12/12/1807: 35: 49 info mapred. jobclient: Map 100% reduce 100%

12/12/1807: 35: 49 info mapred. jobclient: job complete: job_local_0001

12/12/1807: 35: 49 info mapred. jobclient: counters: 13

12/12/1807: 35: 49 info mapred. jobclient: filesystemcounters

12/12/1807: 35: 49 info mapred. jobclient: file_bytes_read = 244318

12/12/1807: 35: 49 info mapred. jobclient: file_bytes_written = 78028

12/12/1807: 35: 49 info mapred. jobclient: Map-Reduce framework

12/12/1807: 35: 49 info mapred. jobclient: Reduce input groups = 2

12/12/1807: 35: 49 info mapred. jobclient: Combine output records = 0

12/12/1807: 35: 49 info mapred. jobclient: mapinput records = 718

12/12/1807: 35: 49 info mapred. jobclient: reduce shuffle bytes = 0

12/12/1807: 35: 49 info mapred. jobclient: reduce output records = 2

12/12/1807: 35: 49 info mapred. jobclient: spilled records = 1432

12/12/1807: 35: 49 info mapred. jobclient: mapoutput bytes = 6444

12/12/1807: 35: 49 info mapred. jobclient: mapinput bytes = 99802

12/12/1807: 35: 49 info mapred. jobclient: Combine input records = 0

12/12/1807: 35: 49 info mapred. jobclient: mapoutput records = 716

12/12/1807: 35: 49 info mapred. jobclient: Reduce input records = 716

View the current directory, generate the output directory, open this directory, you can see the generated result file, we will see this directory contains the CRC file, is a HDFS folder.

We can open this result file directly, and we can see the highest temperature in two years.

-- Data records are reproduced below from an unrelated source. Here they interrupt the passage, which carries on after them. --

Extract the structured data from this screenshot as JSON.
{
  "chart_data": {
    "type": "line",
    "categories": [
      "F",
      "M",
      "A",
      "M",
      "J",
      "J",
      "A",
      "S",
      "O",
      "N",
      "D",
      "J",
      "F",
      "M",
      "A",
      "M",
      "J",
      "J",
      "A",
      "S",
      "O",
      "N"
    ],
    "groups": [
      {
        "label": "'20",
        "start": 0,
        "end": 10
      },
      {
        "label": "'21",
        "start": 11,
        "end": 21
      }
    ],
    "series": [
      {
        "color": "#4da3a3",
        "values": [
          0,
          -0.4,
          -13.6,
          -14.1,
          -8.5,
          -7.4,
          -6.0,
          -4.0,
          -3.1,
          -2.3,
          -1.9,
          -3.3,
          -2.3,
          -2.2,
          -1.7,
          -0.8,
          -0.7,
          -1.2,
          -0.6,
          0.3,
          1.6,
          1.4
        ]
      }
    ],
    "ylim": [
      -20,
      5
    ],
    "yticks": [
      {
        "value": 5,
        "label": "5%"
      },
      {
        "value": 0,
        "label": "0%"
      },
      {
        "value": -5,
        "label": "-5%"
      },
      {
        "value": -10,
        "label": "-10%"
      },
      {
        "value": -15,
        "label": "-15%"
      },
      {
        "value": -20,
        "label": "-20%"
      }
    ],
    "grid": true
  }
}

Xzknet @ bogon :~ /Demo/ch02 $ ls

Ch02.jar HDFS ncdc-all.op output

Xzknet @ bogon :~ /Demo/ch02 $ Cd output

Xzknet @ bogon :~ /Demo/ch02/output $ ls

Part-00000

Xzknet @ bogon :~ /Demo/ch02/output $ ls

Part-00000

Xzknet @ bogon :~ /Demo/ch02/output $ tail part-00000

2010 85.4

2012 73.7

Note: When exporting a jar package from eclipse, the export option contains the mainclass option. Set this option. Otherwise, when running the hadoop jar command ***. the mainclass name including the package path must be specified after jar.

 

It is not the same as the command in the book, but it refers to the local method,

Here ch02.jar is local and the temperature of the data file to be analyzed is on HDFS. The output is on HDFS, and the output is a folder.

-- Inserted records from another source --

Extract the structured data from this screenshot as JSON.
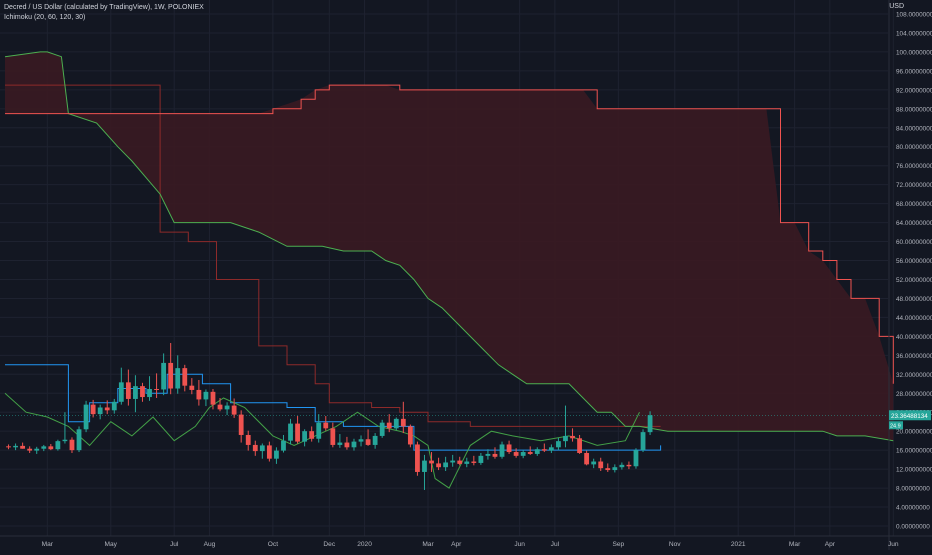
{
  "legend": {
    "title": "Decred / US Dollar (calculated by TradingView), 1W, POLONIEX",
    "indicator": "Ichimoku (20, 60, 120, 30)"
  },
  "axis": {
    "currency": "USD",
    "price_badge": "23.36488134",
    "price_badge_color": "#26a69a",
    "small_badge": "24.9"
  },
  "colors": {
    "background": "#131722",
    "grid": "#1e2230",
    "up": "#26a69a",
    "down": "#ef5350",
    "conversion": "#2196f3",
    "base": "#8d2a2a",
    "lagging": "#43a047",
    "span_a": "#4caf50",
    "span_b": "#ef5350",
    "cloud_fill": "#3a1a22"
  },
  "chart_data": {
    "type": "candlestick",
    "title": "Decred / US Dollar (calculated by TradingView), 1W, POLONIEX",
    "indicator": "Ichimoku (20, 60, 120, 30)",
    "ylim": [
      0,
      108
    ],
    "y_ticks": [
      "0.00000000",
      "4.00000000",
      "8.00000000",
      "12.00000000",
      "16.00000000",
      "20.00000000",
      "24.00000000",
      "28.00000000",
      "32.00000000",
      "36.00000000",
      "40.00000000",
      "44.00000000",
      "48.00000000",
      "52.00000000",
      "56.00000000",
      "60.00000000",
      "64.00000000",
      "68.00000000",
      "72.00000000",
      "76.00000000",
      "80.00000000",
      "84.00000000",
      "88.00000000",
      "92.00000000",
      "96.00000000",
      "100.00000000",
      "104.00000000",
      "108.00000000"
    ],
    "y_tick_values": [
      0,
      4,
      8,
      12,
      16,
      20,
      24,
      28,
      32,
      36,
      40,
      44,
      48,
      52,
      56,
      60,
      64,
      68,
      72,
      76,
      80,
      84,
      88,
      92,
      96,
      100,
      104,
      108
    ],
    "x_labels": [
      {
        "label": "Mar",
        "week": 6
      },
      {
        "label": "May",
        "week": 15
      },
      {
        "label": "Jul",
        "week": 24
      },
      {
        "label": "Aug",
        "week": 29
      },
      {
        "label": "Oct",
        "week": 38
      },
      {
        "label": "Dec",
        "week": 46
      },
      {
        "label": "2020",
        "week": 51
      },
      {
        "label": "Mar",
        "week": 60
      },
      {
        "label": "Apr",
        "week": 64
      },
      {
        "label": "Jun",
        "week": 73
      },
      {
        "label": "Jul",
        "week": 78
      },
      {
        "label": "Sep",
        "week": 87
      },
      {
        "label": "Nov",
        "week": 95
      },
      {
        "label": "2021",
        "week": 104
      },
      {
        "label": "Mar",
        "week": 112
      },
      {
        "label": "Apr",
        "week": 117
      },
      {
        "label": "Jun",
        "week": 126
      }
    ],
    "candles": [
      [
        16.8,
        17.2,
        16.2,
        16.6
      ],
      [
        16.6,
        17.4,
        16.0,
        16.9
      ],
      [
        16.9,
        17.6,
        16.3,
        16.3
      ],
      [
        16.3,
        16.8,
        15.4,
        15.9
      ],
      [
        15.9,
        16.7,
        15.2,
        16.3
      ],
      [
        16.3,
        17.1,
        15.8,
        16.8
      ],
      [
        16.8,
        17.3,
        16.0,
        16.2
      ],
      [
        16.2,
        18.2,
        15.9,
        17.9
      ],
      [
        17.9,
        24.0,
        17.4,
        18.2
      ],
      [
        18.2,
        18.7,
        15.4,
        16.0
      ],
      [
        16.0,
        21.0,
        15.6,
        20.4
      ],
      [
        20.4,
        26.4,
        19.8,
        25.6
      ],
      [
        25.6,
        26.6,
        22.9,
        23.6
      ],
      [
        23.6,
        25.6,
        22.5,
        25.0
      ],
      [
        25.0,
        26.5,
        23.6,
        24.4
      ],
      [
        24.4,
        26.8,
        23.7,
        26.2
      ],
      [
        26.2,
        33.4,
        25.6,
        30.3
      ],
      [
        30.3,
        33.0,
        25.4,
        26.8
      ],
      [
        26.8,
        31.8,
        24.0,
        29.5
      ],
      [
        29.5,
        30.2,
        26.2,
        27.2
      ],
      [
        27.2,
        31.6,
        26.4,
        28.9
      ],
      [
        28.9,
        32.2,
        27.0,
        28.8
      ],
      [
        28.8,
        36.4,
        27.6,
        34.4
      ],
      [
        34.4,
        38.6,
        27.8,
        29.0
      ],
      [
        29.0,
        36.0,
        27.9,
        33.3
      ],
      [
        33.3,
        34.0,
        28.4,
        29.6
      ],
      [
        29.6,
        31.2,
        27.8,
        28.7
      ],
      [
        28.7,
        30.8,
        25.4,
        26.7
      ],
      [
        26.7,
        28.8,
        25.3,
        28.3
      ],
      [
        28.3,
        28.9,
        24.6,
        25.6
      ],
      [
        25.6,
        27.0,
        24.2,
        24.6
      ],
      [
        24.6,
        26.1,
        23.4,
        25.4
      ],
      [
        25.4,
        26.9,
        22.8,
        23.5
      ],
      [
        23.5,
        24.4,
        17.6,
        19.2
      ],
      [
        19.2,
        20.1,
        15.9,
        17.1
      ],
      [
        17.1,
        18.0,
        14.8,
        15.8
      ],
      [
        15.8,
        17.4,
        14.2,
        17.0
      ],
      [
        17.0,
        17.8,
        13.6,
        14.2
      ],
      [
        14.2,
        16.6,
        13.1,
        15.9
      ],
      [
        15.9,
        19.2,
        15.5,
        18.0
      ],
      [
        18.0,
        22.6,
        17.2,
        21.6
      ],
      [
        21.6,
        23.2,
        17.4,
        17.8
      ],
      [
        17.8,
        20.4,
        16.8,
        20.0
      ],
      [
        20.0,
        21.0,
        17.8,
        18.4
      ],
      [
        18.4,
        23.6,
        17.6,
        21.8
      ],
      [
        21.8,
        23.2,
        20.1,
        20.6
      ],
      [
        20.6,
        21.8,
        16.6,
        17.1
      ],
      [
        17.1,
        19.4,
        16.5,
        17.6
      ],
      [
        17.6,
        18.8,
        16.1,
        16.6
      ],
      [
        16.6,
        18.4,
        15.9,
        17.8
      ],
      [
        17.8,
        19.1,
        16.8,
        18.3
      ],
      [
        18.3,
        20.4,
        16.9,
        17.1
      ],
      [
        17.1,
        19.6,
        16.3,
        19.0
      ],
      [
        19.0,
        22.4,
        18.6,
        21.8
      ],
      [
        21.8,
        23.6,
        19.8,
        20.6
      ],
      [
        20.6,
        22.9,
        20.2,
        22.6
      ],
      [
        22.6,
        26.2,
        19.6,
        21.0
      ],
      [
        21.0,
        21.4,
        16.6,
        17.2
      ],
      [
        17.2,
        17.8,
        10.6,
        11.4
      ],
      [
        11.4,
        15.0,
        7.6,
        13.8
      ],
      [
        13.8,
        15.6,
        11.4,
        13.2
      ],
      [
        13.2,
        14.4,
        11.8,
        12.4
      ],
      [
        12.4,
        14.6,
        11.6,
        13.4
      ],
      [
        13.4,
        15.0,
        12.5,
        13.8
      ],
      [
        13.8,
        14.6,
        12.8,
        13.1
      ],
      [
        13.1,
        14.4,
        12.4,
        13.6
      ],
      [
        13.6,
        14.8,
        12.8,
        13.3
      ],
      [
        13.3,
        15.4,
        12.9,
        14.8
      ],
      [
        14.8,
        16.2,
        14.0,
        15.2
      ],
      [
        15.2,
        16.6,
        14.2,
        14.6
      ],
      [
        14.6,
        17.8,
        14.2,
        17.2
      ],
      [
        17.2,
        18.0,
        15.2,
        15.6
      ],
      [
        15.6,
        16.4,
        14.4,
        14.8
      ],
      [
        14.8,
        16.0,
        14.3,
        15.6
      ],
      [
        15.6,
        16.8,
        15.0,
        15.2
      ],
      [
        15.2,
        16.6,
        14.8,
        16.2
      ],
      [
        16.2,
        17.4,
        15.6,
        15.9
      ],
      [
        15.9,
        17.2,
        15.4,
        16.6
      ],
      [
        16.6,
        18.6,
        16.0,
        17.9
      ],
      [
        17.9,
        25.4,
        16.6,
        19.0
      ],
      [
        19.0,
        20.6,
        17.8,
        18.5
      ],
      [
        18.5,
        19.2,
        15.2,
        15.4
      ],
      [
        15.4,
        15.9,
        12.8,
        13.0
      ],
      [
        13.0,
        14.2,
        12.2,
        13.6
      ],
      [
        13.6,
        14.4,
        11.6,
        12.2
      ],
      [
        12.2,
        13.2,
        11.4,
        11.8
      ],
      [
        11.8,
        13.0,
        11.3,
        12.4
      ],
      [
        12.4,
        13.4,
        11.9,
        12.9
      ],
      [
        12.9,
        13.6,
        12.0,
        12.6
      ],
      [
        12.6,
        16.4,
        12.1,
        16.0
      ],
      [
        16.0,
        20.4,
        15.6,
        19.8
      ],
      [
        19.8,
        24.2,
        19.2,
        23.36
      ]
    ],
    "series": [
      {
        "name": "Conversion Line",
        "x": [
          0,
          8,
          9,
          12,
          16,
          20,
          23,
          28,
          32,
          36,
          40,
          44,
          48,
          52,
          56,
          58,
          62,
          66,
          70,
          74,
          78,
          82,
          86,
          90,
          93
        ],
        "values": [
          34,
          34,
          22,
          26,
          29,
          28,
          32,
          30,
          26,
          26,
          25,
          22,
          21,
          21,
          21,
          16,
          16,
          16,
          16,
          16,
          16,
          16,
          16,
          16,
          17
        ]
      },
      {
        "name": "Base Line",
        "x": [
          0,
          6,
          12,
          18,
          22,
          26,
          30,
          36,
          40,
          44,
          46,
          52,
          56,
          60,
          66,
          72,
          78,
          84,
          88,
          90,
          93
        ],
        "values": [
          93,
          93,
          93,
          93,
          62,
          60,
          52,
          38,
          34,
          30,
          26,
          25,
          24,
          22,
          21,
          21,
          21,
          21,
          21,
          21,
          21
        ]
      },
      {
        "name": "Lagging Span",
        "x": [
          0,
          3,
          6,
          9,
          12,
          15,
          18,
          21,
          24,
          27,
          29,
          31,
          34,
          38,
          41,
          44,
          47,
          50,
          53,
          56,
          58,
          60,
          61,
          63,
          66,
          69,
          72,
          76,
          80,
          84,
          88,
          90
        ],
        "values": [
          28,
          24,
          23,
          21,
          17,
          22,
          19,
          23,
          18,
          21,
          25,
          27,
          25,
          19,
          17,
          19,
          21,
          24,
          21,
          20,
          19,
          17,
          10,
          8,
          17,
          20,
          19,
          18,
          19,
          17,
          18,
          24
        ]
      },
      {
        "name": "Leading Span A",
        "x": [
          0,
          5,
          6,
          8,
          9,
          13,
          16,
          18,
          22,
          24,
          30,
          32,
          36,
          40,
          44,
          45,
          48,
          52,
          54,
          56,
          58,
          60,
          62,
          64,
          66,
          68,
          70,
          72,
          74,
          76,
          80,
          82,
          84,
          86,
          88,
          90,
          94,
          96,
          100,
          104,
          108,
          110,
          114,
          116,
          118,
          120,
          122,
          126
        ],
        "values": [
          99,
          100,
          100,
          99,
          87,
          85,
          80,
          77,
          70,
          64,
          64,
          64,
          62,
          59,
          59,
          59,
          58,
          58,
          56,
          55,
          52,
          48,
          46,
          43,
          40,
          37,
          34,
          32,
          30,
          30,
          30,
          27,
          24,
          24,
          21,
          21,
          20,
          20,
          20,
          20,
          20,
          20,
          20,
          20,
          19,
          19,
          19,
          18
        ]
      },
      {
        "name": "Leading Span B",
        "x": [
          0,
          5,
          9,
          15,
          20,
          25,
          30,
          35,
          36,
          38,
          42,
          44,
          46,
          50,
          52,
          54,
          56,
          60,
          66,
          70,
          76,
          82,
          84,
          86,
          90,
          92,
          100,
          108,
          110,
          112,
          114,
          116,
          118,
          120,
          122,
          124,
          126
        ],
        "values": [
          87,
          87,
          87,
          87,
          87,
          87,
          87,
          87,
          87,
          88,
          90,
          92,
          93,
          93,
          93,
          93,
          92,
          92,
          92,
          92,
          92,
          92,
          88,
          88,
          88,
          88,
          88,
          88,
          64,
          64,
          58,
          56,
          52,
          48,
          48,
          40,
          30
        ]
      }
    ]
  }
}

Xzknet @ bogon :~ /Demo/ch02 $ hadoop DFS-cat./output/part-00000

2010 85.4

2012 73.7

Xzknet @ bogon :~ /Demo/ch02 $ hadoop DFS-tail./output/part-00000

2010 85.4

2012 73.7

Congratulations, you are getting started. I developed my first cloud computing program with hadoop.

Contact Us

The content source of this page is from Internet, which doesn't represent Alibaba Cloud's opinion; products and services mentioned on that page don't have any relationship with Alibaba Cloud. If the content of the page makes you feel confusing, please write us an email, we will handle the problem within 5 days after receiving your email.

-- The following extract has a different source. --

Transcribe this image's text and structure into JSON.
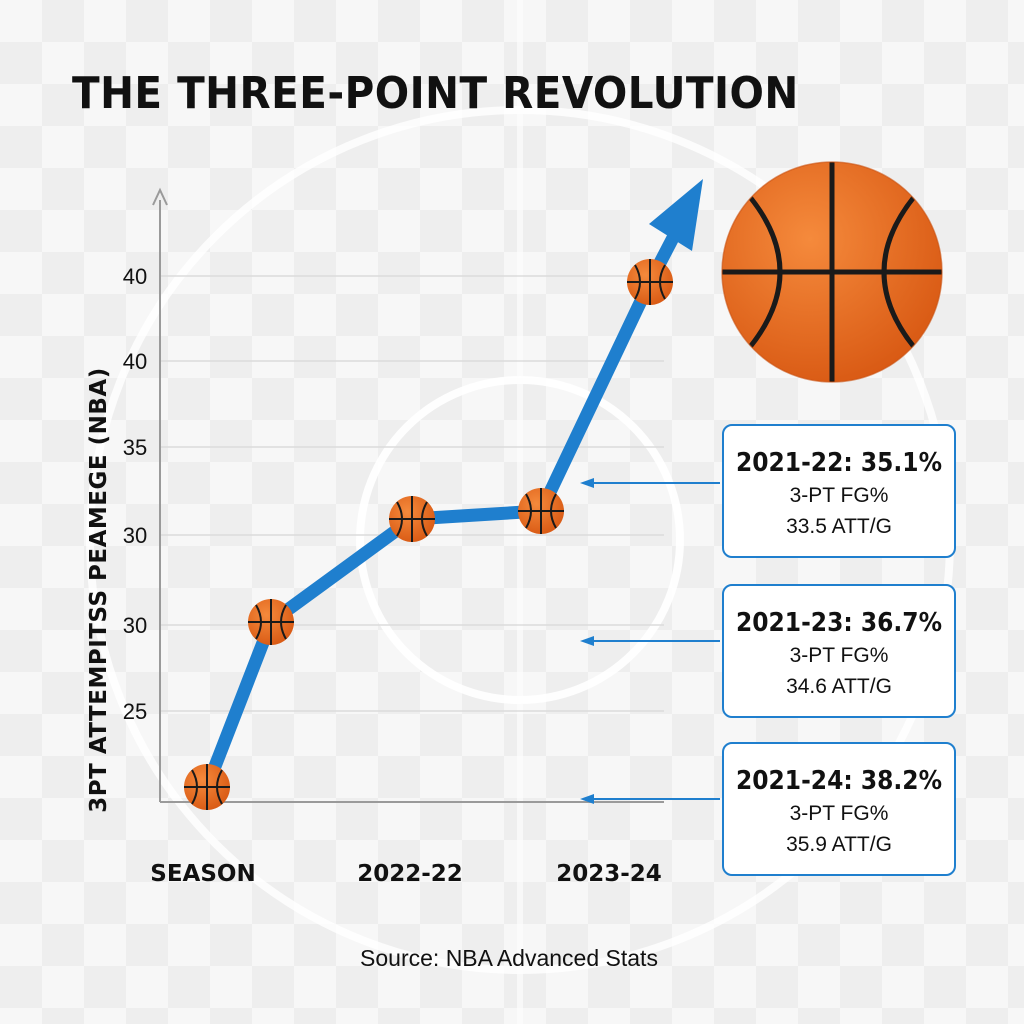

If you find any instances of plagiarism from the community, please send an email to: info-contact@alibabacloud.com and provide relevant evidence. A staff member will contact you within 5 working days.

A Free Trial That Lets You Build Big!

Start building with 50+ products and up to 12 months usage for Elastic Compute Service

  • Sales Support

    1 on 1 presale consultation

  • After-Sales Support

    24/7 Technical Support 6 Free Tickets per Quarter Faster Response

  • Alibaba Cloud offers highly flexible support services tailored to meet your exact needs.